Wednesday, 13 January 2010

Cream-crackered Crafting

Late-night crafting and me do not mix, it seems. I had been feeling so smug about Kingscot: 'Why would anyone knit it in pieces when it's such a piece of cake doing it seamlessly?' I thought to my smug self, smugly. I finished the armhole decreases last night and stopped to check my stitch count. Both fronts were A-OK. The back... hang on a second, that can't be right, let me count that again. No, I still appeared to be short not one, not two but TEN STITCHES. Part of me was upset and more than a little mystified. Another part - the fearless, nocturnal adventurer part - saw this as an exciting opportunity to do what this blog's name suggests: to drop stitches, and hook them back to the path of righteousness.

It was rather enjoyable watching stitches that had been bound together reassuming their own separate identities, as I crocheted them back up the rungs of the dropped-stitch ladder. I was nearing the end of my knitting emergency rescue, when I glanced down to double check just how many stitches I should have. And saw that I had been looking at the wrong bit of the pattern. And had had the right number of stitches to begin with. So I had to drop all of my newly-created stitches and re-decrease them, by which time I think I may have been wielding my hook with more than a little frustration, resulting in this slight pulling of stitches. Stitches which had of course been totally fine to begin with.

So this evening I decided to change crafting tack and get better acquainted with - or, rather, introduce myself to - my sewing machine.

Other than giving a foot pedal a nervous little tap in the shop where I chose my machine, I hadn't done any sewing since my last Home Economics class when I was about 13, and even then I wasn't really paying attention (out of laziness masquerading as ersatz feminism). Since I have started perusing awesome sewing blogs, such as 'So, Zo...' (she made pants!) and Gertie's New Blog for Better Sewing, and have become aware of the repository of gorgeousness that is Colette Patterns I have been longing to learn. I bought myself some inexpensive muslin, and screwed my courage to the sticking-place. A cautious straight stitch went fairly smoothly. I tried seaming two pieces together; also ok. This sewing malarkey was not as tricky as I thought! Then the curvaceous form of #26 caught my eye. I popped on my satin stitch foot...

... with a bit less success...

I was a little indignant at that woeful, shrivelled leaf. #26 wasn't going to get the better of me. I tried again... I'm almost too embarrassed to show the result.

I forgot to drop my presser foot, and my fabric was sucked down into the hell-mouth of the needle-plate. Instead of a playful leaf, I basically created a monstrous muslin arsehole. There was a hairy (maybe not a good word to use so close to arsehole) moment when I wasn't sure if I'd ever be able to liberate the offending scrap from my machine. Just as I managed to unwedge it, my desk lamp flickered out, plunging me into stygian gloom. Curses.

So it hasn't been a very productive couple of nights. I know I'm more liable to make mistakes when I'm exhausted, but then it can be hard to find time during the day... have you found a solution to this? I'd also love to hear about other people's nocturnal crafting mishaps, to stop me feeling so sorry for myself.
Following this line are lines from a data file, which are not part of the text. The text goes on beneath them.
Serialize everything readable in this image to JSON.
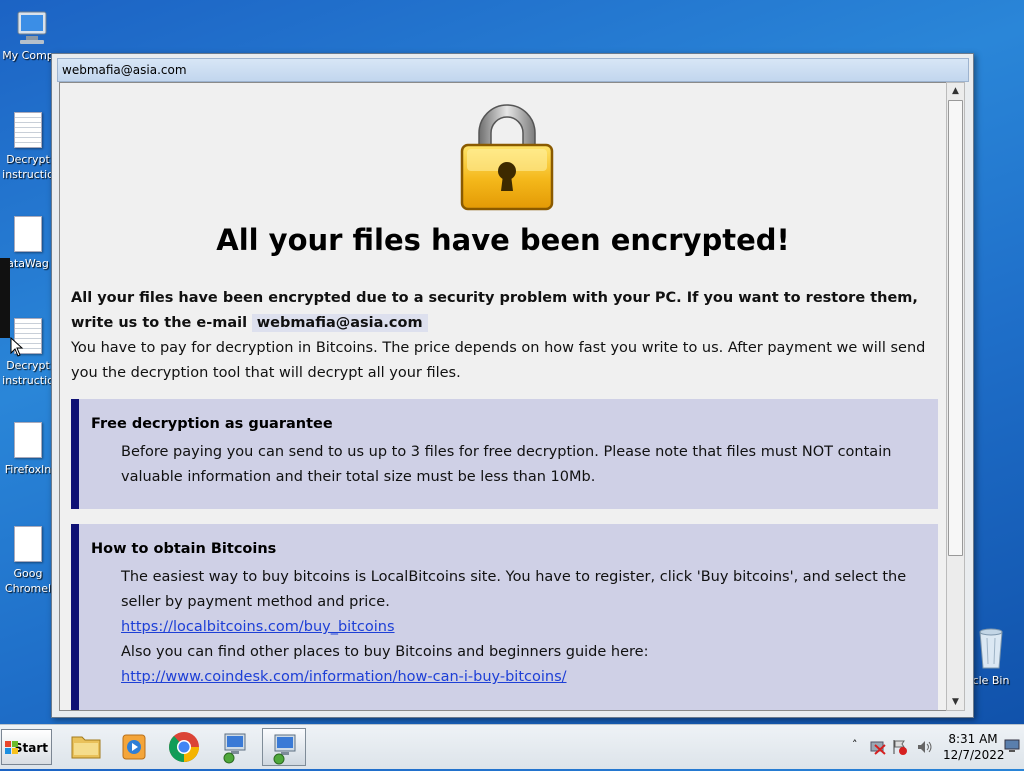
{
  "desktop": {
    "icons": [
      {
        "label": "My Comp"
      },
      {
        "label": "Decrypt",
        "label2": "instructio"
      },
      {
        "label": "ataWag"
      },
      {
        "label": "Decrypt",
        "label2": "instructio"
      },
      {
        "label": "Firefoxln"
      },
      {
        "label": "Goog",
        "label2": "Chromel"
      }
    ],
    "recycle_label": "cle Bin"
  },
  "window": {
    "title": "webmafia@asia.com",
    "heading": "All your files have been encrypted!",
    "intro_bold": "All your files have been encrypted due to a security problem with your PC. If you want to restore them, write us to the e-mail",
    "intro_email": "webmafia@asia.com",
    "intro_rest": "You have to pay for decryption in Bitcoins. The price depends on how fast you write to us. After payment we will send you the decryption tool that will decrypt all your files.",
    "box1": {
      "title": "Free decryption as guarantee",
      "body": "Before paying you can send to us up to 3 files for free decryption. Please note that files must NOT contain valuable information and their total size must be less than 10Mb."
    },
    "box2": {
      "title": "How to obtain Bitcoins",
      "body1": "The easiest way to buy bitcoins is LocalBitcoins site. You have to register, click 'Buy bitcoins', and select the seller by payment method and price.",
      "link1": "https://localbitcoins.com/buy_bitcoins",
      "body2": "Also you can find other places to buy Bitcoins and beginners guide here:",
      "link2": "http://www.coindesk.com/information/how-can-i-buy-bitcoins/"
    }
  },
  "taskbar": {
    "start_label": "Start",
    "clock_time": "8:31 AM",
    "clock_date": "12/7/2022"
  },
  "colors": {
    "box_bg": "#cfd0e6",
    "box_border": "#0f1175",
    "link": "#1d3fd6"
  }
}
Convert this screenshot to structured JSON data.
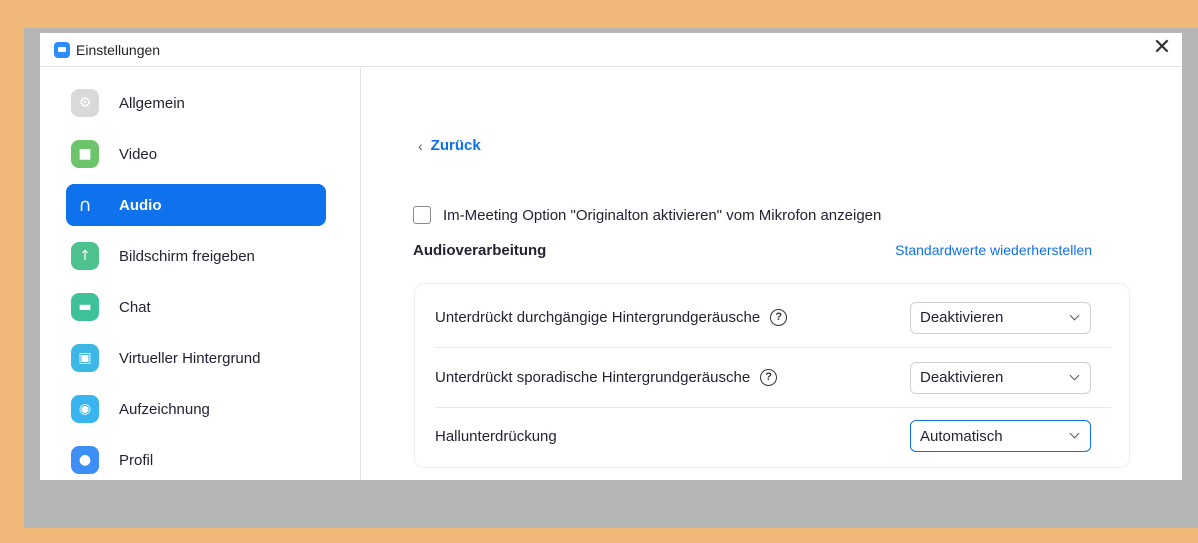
{
  "window": {
    "title": "Einstellungen",
    "close_glyph": "✕"
  },
  "sidebar": {
    "items": [
      {
        "label": "Allgemein",
        "icon": "gear-icon",
        "color": "#d9d9d9",
        "glyph": "⚙"
      },
      {
        "label": "Video",
        "icon": "video-camera-icon",
        "color": "#6cc46b",
        "glyph": "■"
      },
      {
        "label": "Audio",
        "icon": "headphones-icon",
        "color": "#0e72ed",
        "glyph": "∩",
        "active": true
      },
      {
        "label": "Bildschirm freigeben",
        "icon": "share-screen-icon",
        "color": "#4dc28d",
        "glyph": "↑"
      },
      {
        "label": "Chat",
        "icon": "chat-icon",
        "color": "#3ec19b",
        "glyph": "▬"
      },
      {
        "label": "Virtueller Hintergrund",
        "icon": "virtual-background-icon",
        "color": "#3cb8e6",
        "glyph": "▣"
      },
      {
        "label": "Aufzeichnung",
        "icon": "record-icon",
        "color": "#38b4ef",
        "glyph": "◉"
      },
      {
        "label": "Profil",
        "icon": "profile-icon",
        "color": "#3d8ef5",
        "glyph": "●"
      }
    ]
  },
  "content": {
    "back_label": "Zurück",
    "back_chevron": "‹",
    "checkbox_label": "Im-Meeting Option \"Originalton aktivieren\" vom Mikrofon anzeigen",
    "checkbox_checked": false,
    "section_title": "Audioverarbeitung",
    "restore_label": "Standardwerte wiederherstellen",
    "help_glyph": "?",
    "rows": [
      {
        "label": "Unterdrückt durchgängige Hintergrundgeräusche",
        "help": true,
        "value": "Deaktivieren"
      },
      {
        "label": "Unterdrückt sporadische Hintergrundgeräusche",
        "help": true,
        "value": "Deaktivieren"
      },
      {
        "label": "Hallunterdrückung",
        "help": false,
        "value": "Automatisch"
      }
    ]
  },
  "colors": {
    "accent": "#0e72ed",
    "frame": "#f0b97a",
    "backdrop": "#b6b6b6"
  }
}
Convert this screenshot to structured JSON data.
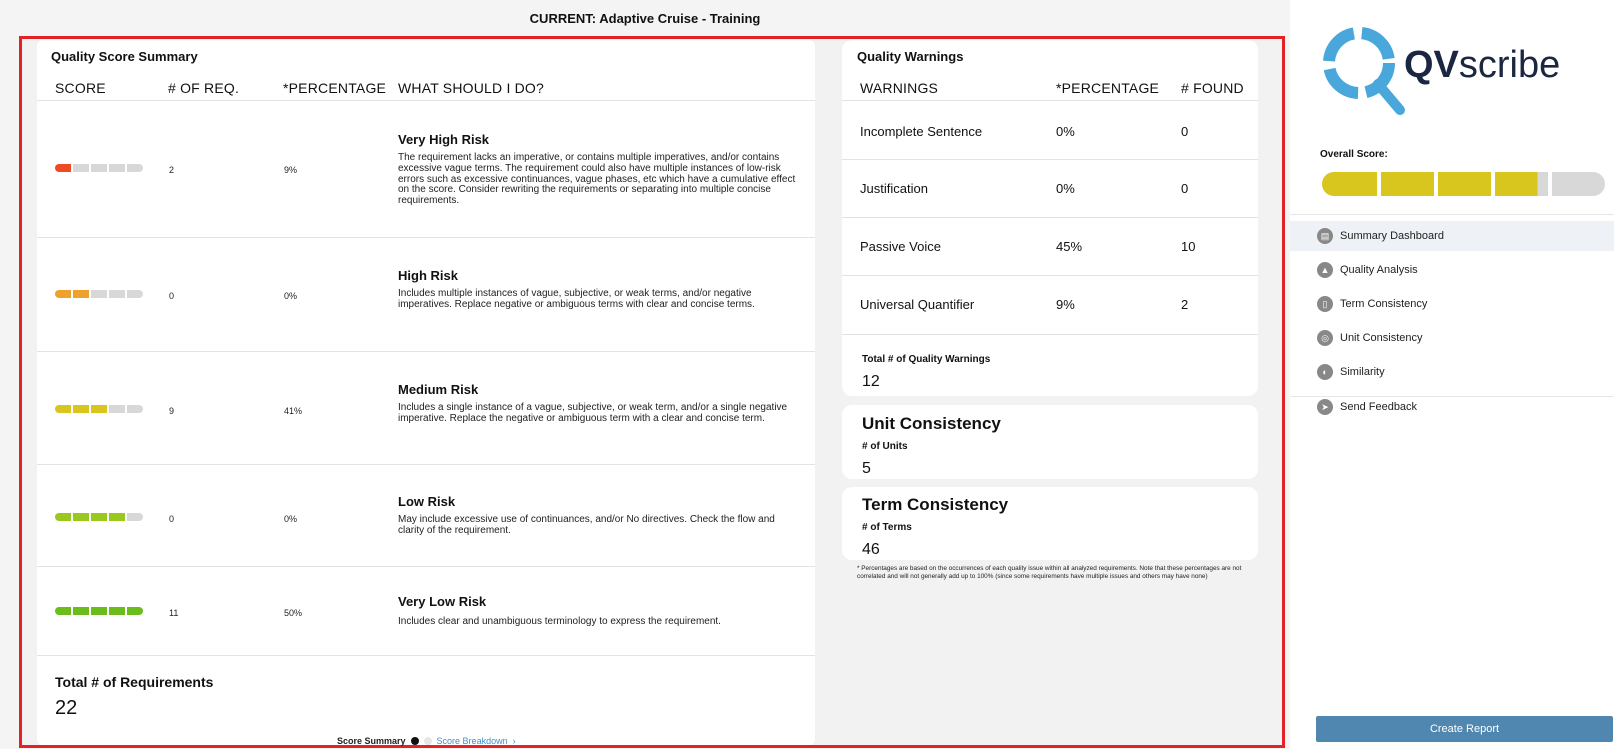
{
  "window": {
    "title": "CURRENT: Adaptive Cruise - Training"
  },
  "colors": {
    "very_high": "#ee4a23",
    "high": "#f0a12d",
    "medium": "#d8c51d",
    "low": "#9bc71e",
    "very_low": "#6bbd1b",
    "empty": "#d8d8d8",
    "frame": "#e32227",
    "accent": "#4f87b0"
  },
  "summary": {
    "title": "Quality Score Summary",
    "headers": [
      "SCORE",
      "# OF REQ.",
      "*PERCENTAGE",
      "WHAT SHOULD I DO?"
    ],
    "rows": [
      {
        "level": 1,
        "count": "2",
        "percentage": "9%",
        "risk": "Very High Risk",
        "desc": "The requirement lacks an imperative, or contains multiple imperatives, and/or contains excessive vague terms. The requirement could also have multiple instances of low-risk errors such as excessive continuances, vague phases, etc which have a cumulative effect on the score. Consider rewriting the requirements or separating into multiple concise requirements."
      },
      {
        "level": 2,
        "count": "0",
        "percentage": "0%",
        "risk": "High Risk",
        "desc": "Includes multiple instances of vague, subjective, or weak terms, and/or negative imperatives. Replace negative or ambiguous terms with clear and concise terms."
      },
      {
        "level": 3,
        "count": "9",
        "percentage": "41%",
        "risk": "Medium Risk",
        "desc": "Includes a single instance of a vague, subjective, or weak term, and/or a single negative imperative. Replace the negative or ambiguous term with a clear and concise term."
      },
      {
        "level": 4,
        "count": "0",
        "percentage": "0%",
        "risk": "Low Risk",
        "desc": "May include excessive use of continuances, and/or No directives. Check the flow and clarity of the requirement."
      },
      {
        "level": 5,
        "count": "11",
        "percentage": "50%",
        "risk": "Very Low Risk",
        "desc": "Includes clear and unambiguous terminology to express the requirement."
      }
    ],
    "total_label": "Total # of Requirements",
    "total_value": "22",
    "pager": {
      "current": "Score Summary",
      "next": "Score Breakdown"
    }
  },
  "warnings": {
    "title": "Quality Warnings",
    "headers": [
      "WARNINGS",
      "*PERCENTAGE",
      "# FOUND"
    ],
    "rows": [
      {
        "name": "Incomplete Sentence",
        "percentage": "0%",
        "found": "0"
      },
      {
        "name": "Justification",
        "percentage": "0%",
        "found": "0"
      },
      {
        "name": "Passive Voice",
        "percentage": "45%",
        "found": "10"
      },
      {
        "name": "Universal Quantifier",
        "percentage": "9%",
        "found": "2"
      }
    ],
    "total_label": "Total # of Quality Warnings",
    "total_value": "12"
  },
  "unit_consistency": {
    "title": "Unit Consistency",
    "label": "# of Units",
    "value": "5"
  },
  "term_consistency": {
    "title": "Term Consistency",
    "label": "# of Terms",
    "value": "46"
  },
  "footnote": "* Percentages are based on the occurrences of each quality issue within all analyzed requirements. Note that these percentages are not correlated and will not generally add up to 100% (since some requirements have multiple issues and others may have none)",
  "sidebar": {
    "logo_bold": "QV",
    "logo_rest": "scribe",
    "overall_label": "Overall Score:",
    "overall_level": 3.8,
    "nav": [
      {
        "label": "Summary Dashboard",
        "icon": "dashboard-icon",
        "glyph": "▤",
        "active": true
      },
      {
        "label": "Quality Analysis",
        "icon": "warning-icon",
        "glyph": "▲",
        "active": false
      },
      {
        "label": "Term Consistency",
        "icon": "document-icon",
        "glyph": "▯",
        "active": false
      },
      {
        "label": "Unit Consistency",
        "icon": "globe-icon",
        "glyph": "◎",
        "active": false
      },
      {
        "label": "Similarity",
        "icon": "similarity-icon",
        "glyph": "◐",
        "active": false
      },
      {
        "label": "Send Feedback",
        "icon": "send-icon",
        "glyph": "➤",
        "active": false
      }
    ],
    "create_report": "Create Report"
  }
}
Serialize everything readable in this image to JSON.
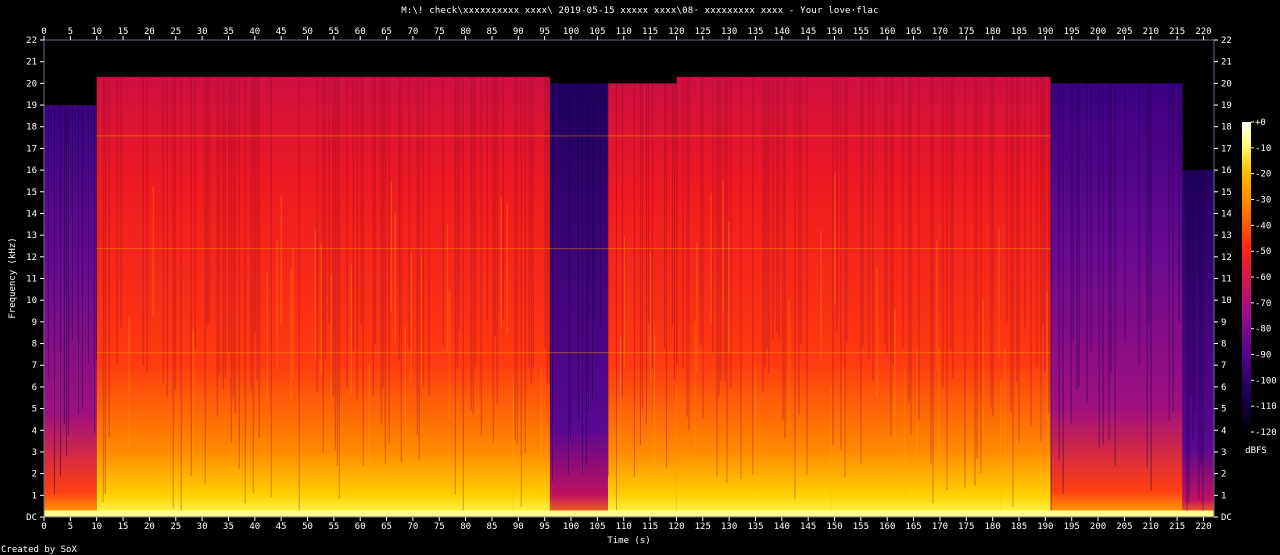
{
  "title": "M:\\! check\\xxxxxxxxxx xxxx\\ 2019-05-15  xxxxx xxxx\\08· xxxxxxxxx xxxx - Your love·flac",
  "credit": "Created by SoX",
  "chart_data": {
    "type": "heatmap",
    "title": "M:\\! check\\xxxxxxxxxx xxxx\\ 2019-05-15  xxxxx xxxx\\08· xxxxxxxxx xxxx - Your love·flac",
    "xlabel": "Time (s)",
    "ylabel": "Frequency (kHz)",
    "colorbar_label": "dBFS",
    "xlim": [
      0,
      222
    ],
    "ylim": [
      0,
      22
    ],
    "x_ticks": [
      0,
      5,
      10,
      15,
      20,
      25,
      30,
      35,
      40,
      45,
      50,
      55,
      60,
      65,
      70,
      75,
      80,
      85,
      90,
      95,
      100,
      105,
      110,
      115,
      120,
      125,
      130,
      135,
      140,
      145,
      150,
      155,
      160,
      165,
      170,
      175,
      180,
      185,
      190,
      195,
      200,
      205,
      210,
      215,
      220
    ],
    "y_ticks": [
      "DC",
      "1",
      "2",
      "3",
      "4",
      "5",
      "6",
      "7",
      "8",
      "9",
      "10",
      "11",
      "12",
      "13",
      "14",
      "15",
      "16",
      "17",
      "18",
      "19",
      "20",
      "21",
      "22"
    ],
    "colorbar_ticks": [
      "+0",
      "-10",
      "-20",
      "-30",
      "-40",
      "-50",
      "-60",
      "-70",
      "-80",
      "-90",
      "-100",
      "-110",
      "-120"
    ],
    "colormap": [
      "#000000",
      "#1a0055",
      "#55008c",
      "#9a0d8c",
      "#d8164a",
      "#ff2a0f",
      "#ff7a00",
      "#ffc000",
      "#ffff80",
      "#ffffff"
    ],
    "segments": [
      {
        "t_start": 0,
        "t_end": 10,
        "cutoff_khz": 19,
        "level": "medium"
      },
      {
        "t_start": 10,
        "t_end": 96,
        "cutoff_khz": 20.3,
        "level": "high"
      },
      {
        "t_start": 96,
        "t_end": 107,
        "cutoff_khz": 20,
        "level": "low"
      },
      {
        "t_start": 107,
        "t_end": 120,
        "cutoff_khz": 20,
        "level": "high"
      },
      {
        "t_start": 120,
        "t_end": 191,
        "cutoff_khz": 20.3,
        "level": "high"
      },
      {
        "t_start": 191,
        "t_end": 216,
        "cutoff_khz": 20,
        "level": "medium"
      },
      {
        "t_start": 216,
        "t_end": 222,
        "cutoff_khz": 16,
        "level": "low"
      }
    ]
  }
}
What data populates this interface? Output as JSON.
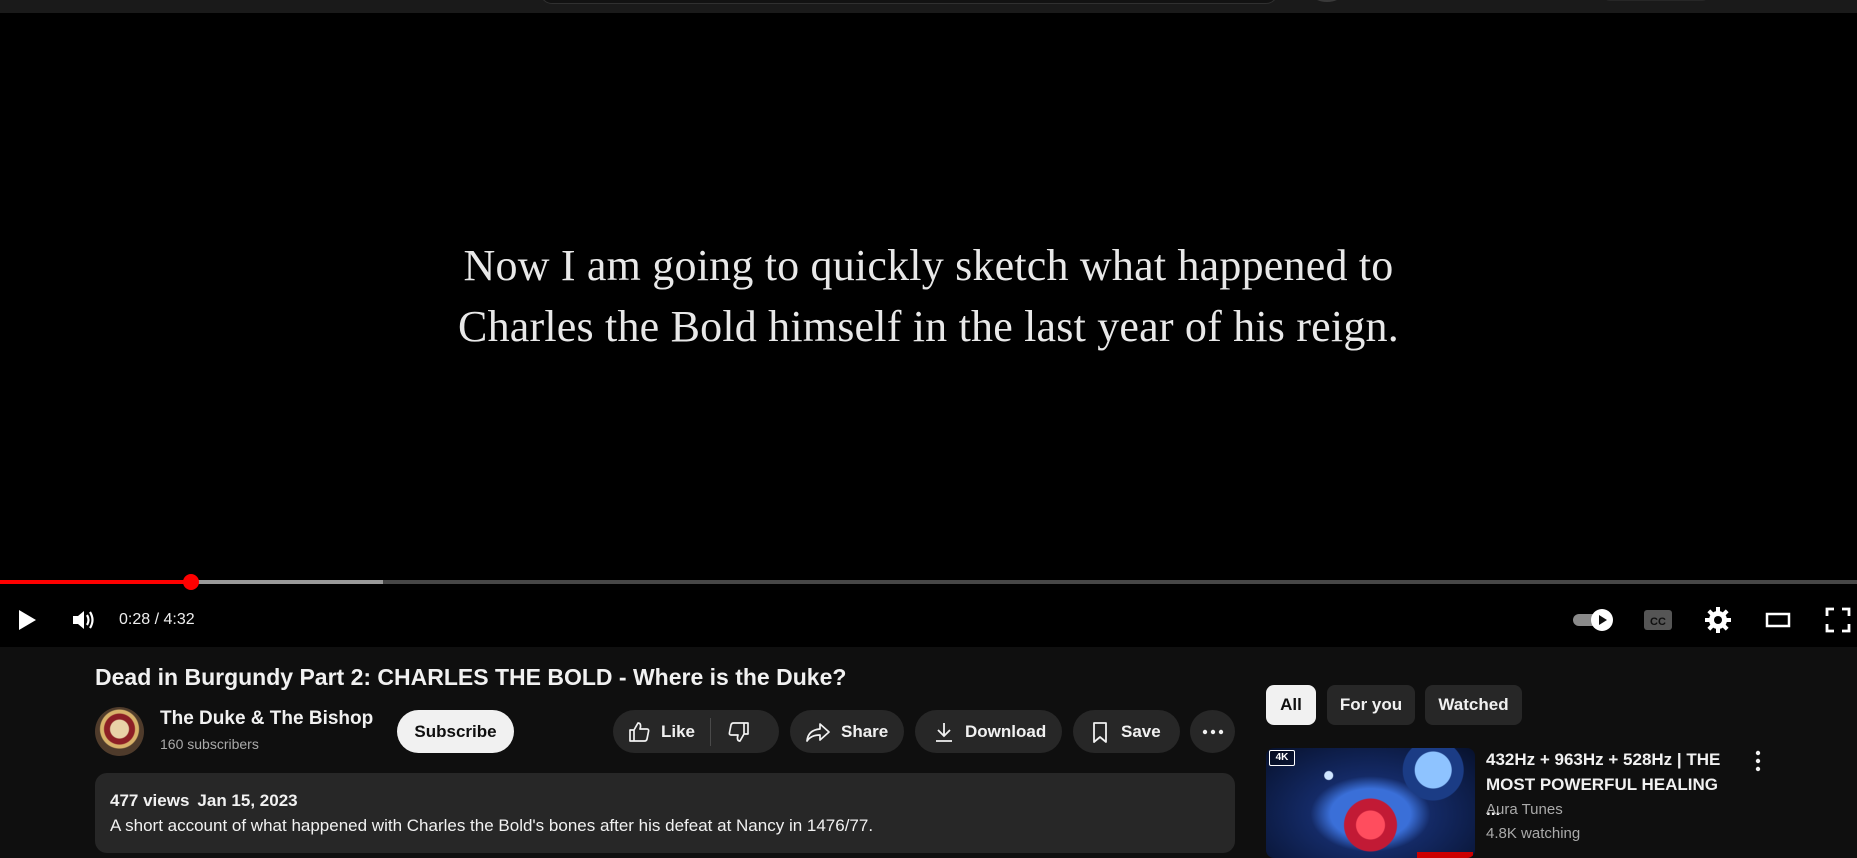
{
  "video": {
    "caption_lines": [
      "Now I am going to quickly sketch what happened to",
      "Charles the Bold himself in the last year of his reign."
    ],
    "time_current": "0:28",
    "time_total": "4:32",
    "time_display": "0:28 / 4:32",
    "played_fraction": 0.103,
    "buffered_fraction": 0.206,
    "progress_color": "#ff0000"
  },
  "title": "Dead in Burgundy Part 2: CHARLES THE BOLD - Where is the Duke?",
  "channel": {
    "name": "The Duke & The Bishop",
    "subscribers": "160 subscribers",
    "subscribe_label": "Subscribe"
  },
  "actions": {
    "like": "Like",
    "share": "Share",
    "download": "Download",
    "save": "Save"
  },
  "description": {
    "views": "477 views",
    "date": "Jan 15, 2023",
    "text": "A short account of what happened with Charles the Bold's bones after his defeat at Nancy in 1476/77."
  },
  "chips": [
    "All",
    "For you",
    "Watched"
  ],
  "recommendation": {
    "badge": "4K",
    "title": "432Hz + 963Hz + 528Hz | THE MOST POWERFUL HEALING ...",
    "channel": "Aura Tunes",
    "watching": "4.8K watching"
  },
  "icons": {
    "play": "play-icon",
    "volume": "volume-icon",
    "autoplay": "autoplay-toggle-icon",
    "captions": "cc-icon",
    "settings": "gear-icon",
    "theater": "theater-mode-icon",
    "fullscreen": "fullscreen-icon",
    "like": "thumbs-up-icon",
    "dislike": "thumbs-down-icon",
    "share": "share-arrow-icon",
    "download": "download-icon",
    "save": "bookmark-icon",
    "more": "more-horizontal-icon",
    "rec_menu": "more-vertical-icon"
  }
}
  1. I usually don't laugh at 8am but this is brilliant. I want to sew!

  2. Very funny post! That leaf really does look like an arsehole and i'm glad you shared it - the image will stay with me all day! With those decorative stitches it's a good idea to practise them on a shirt weight / sheeting fabric while you're getting used to the machine. Not sure but that muslin looks like a very loose weave so it might be too fine for use with your thread / without a stabilising backing for that particular stitch. I've visited your blog a couple of times now - your knitting projects are beautiful and I can't imagine every being able to knit that well!

  3. Haha! That's so funny, I'm so glad I'm not the only person who has a very turbulent relationship with their sewing machine. And late night is the worst - I think it's because I tend to be subconsciously rushing because my body really kind of wants to go to sleep. I have no solutions to offer I'm afraid, but lots of sympathy!!

  4. I've heard crack is a good one for keeping that late night sewing on track.

  5. Awww! I've had too many sleepy crafting mishaps to even begin to recount them (one of my special moves is sewing two pieces of fabric together that are facing the same direction, rather than right sides together, so I press the seam and suddenly realize that one piece is inside out). I've definitely pulled out knitting that was just fine before.

    The sewing machine looks awesome!

  6. I've also had ideas that seemed brilliant in the wee nocturnal hours and turned out to be...ambitious on not enough sleep. Congratulations on trying though.